1 Kings 16-18; John 1:29-51

Baasha. The Lord’s anger was provoked by Baasha’s sins. 1 Kings 16:7b, NLT.

Elah. 13 This happened because of all the sins Baasha and his son Elah had committed, and because of the sins they led Israel to commit. They provoked the anger of the Lord, the God of Israel, with their worthless idols. 1 Kings 16:13, NLT.

Zimri. 19 For he, too, had done what was evil in the Lord’s sight. He followed the example of Jeroboam in all the sins he had committed and led Israel to commit. 1 Kings 16:19, NLT.

Omri. 26 He followed the example of Jeroboam son of Nebat in all the sins he had committed and led Israel to commit.

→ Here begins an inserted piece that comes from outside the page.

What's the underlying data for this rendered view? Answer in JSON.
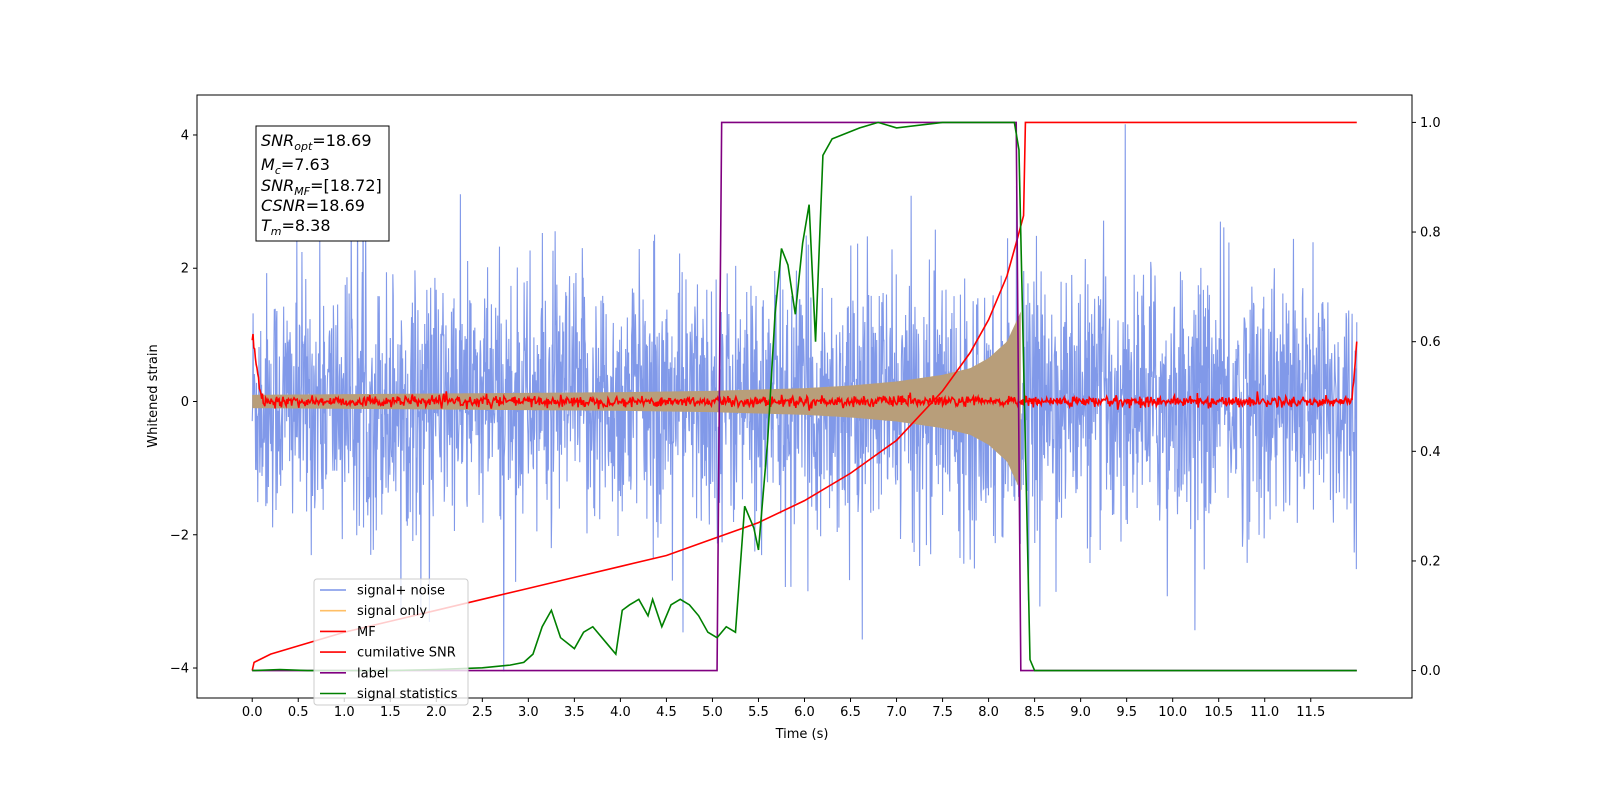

The people provoked the anger of the Lord, the God of Israel, with their worthless idols. 1 Kings 16:26, NLT.

Ahab. 30 But Ahab son of Omri did what was evil in the Lord’s sight, even more than any of the kings before him. 31 And as though it were not enough to follow the example of Jeroboam, he married Jezebel, the daughter of King Ethbaal of the Sidonians, and he began to bow down in worship of Baal. 32 First Ahab built a temple and an altar for Baal in Samaria. 33 Then he set up an Asherah pole. He did more to provoke the anger of the Lord, the God of Israel, than any of the other kings of Israel before him. 1 Kings 16:30-33, NLT.

There’s a pattern and a progression here. Sin and worthless idols. Each leader led the people further into sin–Ahab, even more than any of the kings before him.

They may have been known for other things, but these scriptures read as sketch of their character.

I think on things like example, leadership, legacy, generational sin. I look back on a lineage whose blood I share–what can I learn from this? How am I spending my days? I think on what my children will learn from me, and sometimes wonder what will be passed onto future generations.

Jesus. 29 The next day John saw Jesus coming toward him and said, “Look! The Lamb of God who takes away the sin of the world!” John 1:29, NLT.

I mess up a lot, but I hope my kids will see a Savior’s love, forgiveness and redemption in my very imperfect life.

Lord, I’m thankful for your grace and example. Help me to continue to learn from you.